Командовать округом он стал в 29 лет и оставался на этой должности до 1937 года. В звании командарма 1-го ранга (ныне "генерал армии") его расстреляют как "участника заговорщицкой группы М. Н. Тухачевского".

Но впереди было восемь лет.

Якир часто проводил в округе военные игры, и А. В. пишет: "Возвращаясь с этих игр, я чувствовал себя обогащенным новыми знаниями", - похоже, что мечты о серьезной школе начали сбываться. Все разборы игр командарм проводил очень тактично, никого не вознося, но и никого не унижая. Даже если чье-нибудь решение было удачным, он всегда отмечал неиспользованные возможности, зато если решение было слабым, Якир старался найти и в нем хоть что-нибудь интересное. "Веру в свои силы у подчиненных, - пишет А. В., - он всегда оберегал".

Командующий округом, судя по всему, обратил внимание на талантливого командира полка - неспроста на больших окружных маневрах именно Горбатову было приказано командовать сводным полком "красных".

Учения были серьезными. Под руководством наркома Ворошилова и начштаба РККА Шапошникова отрабатывалось начало войны: нападение "неприятеля" на Советский Союз (обратите внимание: на дворе еще 1928 год). Против одного обороняющегося полка "красных" действовала дивизия "синих"(в составе четырех полков).

У Гoрбaтова были прекрасно отработаны разведка и наблюдение, поэтому выдвижение "синих" двумя бригадными (по два полка) колоннами по параллельным лесным дорогам он обнаружил весьма заблаговременно и скрытно от дозоров "противника".

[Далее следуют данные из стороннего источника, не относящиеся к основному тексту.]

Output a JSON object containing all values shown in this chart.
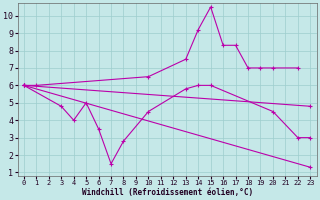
{
  "xlabel": "Windchill (Refroidissement éolien,°C)",
  "background_color": "#c5e8e8",
  "grid_color": "#9ecece",
  "line_color": "#bb00aa",
  "xlim": [
    -0.5,
    23.5
  ],
  "ylim": [
    0.8,
    10.7
  ],
  "yticks": [
    1,
    2,
    3,
    4,
    5,
    6,
    7,
    8,
    9,
    10
  ],
  "xticks": [
    0,
    1,
    2,
    3,
    4,
    5,
    6,
    7,
    8,
    9,
    10,
    11,
    12,
    13,
    14,
    15,
    16,
    17,
    18,
    19,
    20,
    21,
    22,
    23
  ],
  "lines": [
    {
      "x": [
        0,
        1,
        10,
        13,
        14,
        15,
        16,
        17,
        18,
        19,
        20,
        22
      ],
      "y": [
        6.0,
        6.0,
        6.5,
        7.5,
        9.2,
        10.5,
        8.3,
        8.3,
        7.0,
        7.0,
        7.0,
        7.0
      ]
    },
    {
      "x": [
        0,
        3,
        4,
        5,
        6,
        7,
        8,
        10,
        13,
        14,
        15,
        20,
        22,
        23
      ],
      "y": [
        6.0,
        4.8,
        4.0,
        5.0,
        3.5,
        1.5,
        2.8,
        4.5,
        5.8,
        6.0,
        6.0,
        4.5,
        3.0,
        3.0
      ]
    },
    {
      "x": [
        0,
        23
      ],
      "y": [
        6.0,
        4.8
      ]
    },
    {
      "x": [
        0,
        23
      ],
      "y": [
        6.0,
        1.3
      ]
    }
  ]
}
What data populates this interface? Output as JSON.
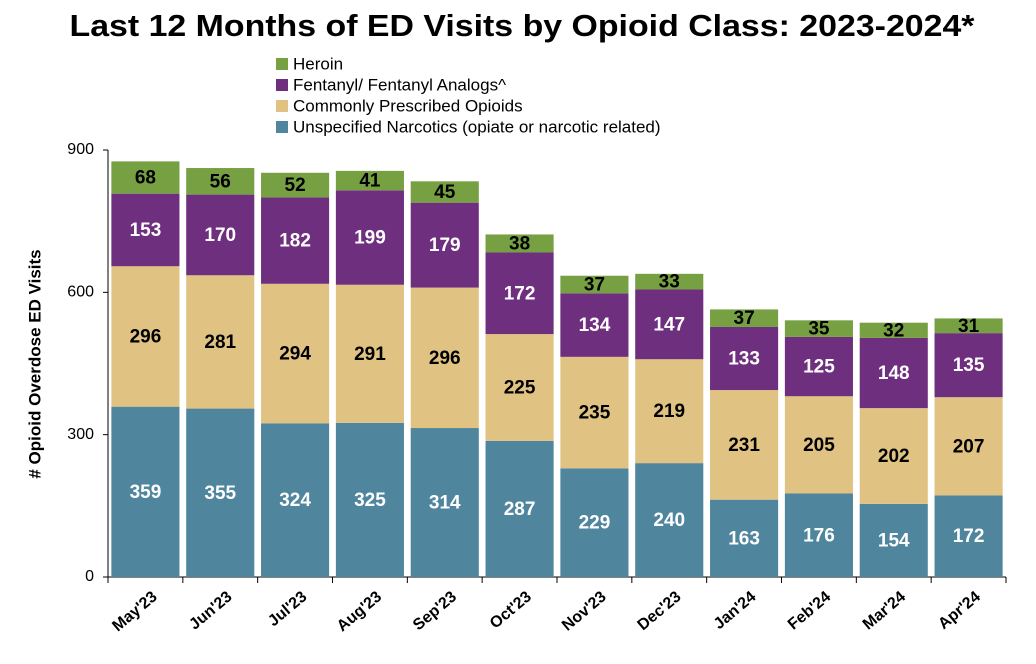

Горбатов разделил свой полк на два отряда - один атакует первый полк в колонне "синих", второй - второй, причем одновременно. Сначала "синих" предполагалось накрыть внезапным пулеметным "огнем", а затем атаковать в конном строю. Помимо тактической неожиданности Горбатов учел даже то, что командир "синих" долгое время служил в части, где больше готовились к парадам, чем занимались в поле, и поэтому такое нападение будет для него как гром среди ясного неба.

План Горбатова: слабейшими силами атаковать сильнейшие, вместо того чтобы, как принято в таких случаях, укрыться в обороне, вызвал удивление и недоверие Якира. Командующий округом в присутствии наркома попытался тактично отговорить своего выдвиженца от авантюры: явно вырисовывалась неудача (фраза: "Не старайтесь быть умнее всех" - не произносилась, но угадывалась). Горбатов все выслушал и решил поступить по-своему.

Успех был полным!

Командующий округом, от себя и от наркома, через Горбатова передал полку благодарность за лихую и удачную атаку и добавил: "Я не был уверен, что вы не откажетесь от своего правильного решения. Хорошо, что вы его не изменили".

За три дня полк "красных" трижды громил "синих", каждый раз атакуя неожиданно. На разборе маневров нарком Ворошилов похвалил Горбатова "за хорошую разведку, умелую оценку обстановки, правильность решений и инициативу".

* * *

Командование оценило способность А. В. принимать и отстаивать верное решение, и вскоре после маневров он был назначен комбригом - в ту самую дивизию, которую недавно "громил", а осенью 1929 года его снова послали учиться, на этот раз в Москву, на Курсы усовершенствования высшего начсостава (КУВНАС).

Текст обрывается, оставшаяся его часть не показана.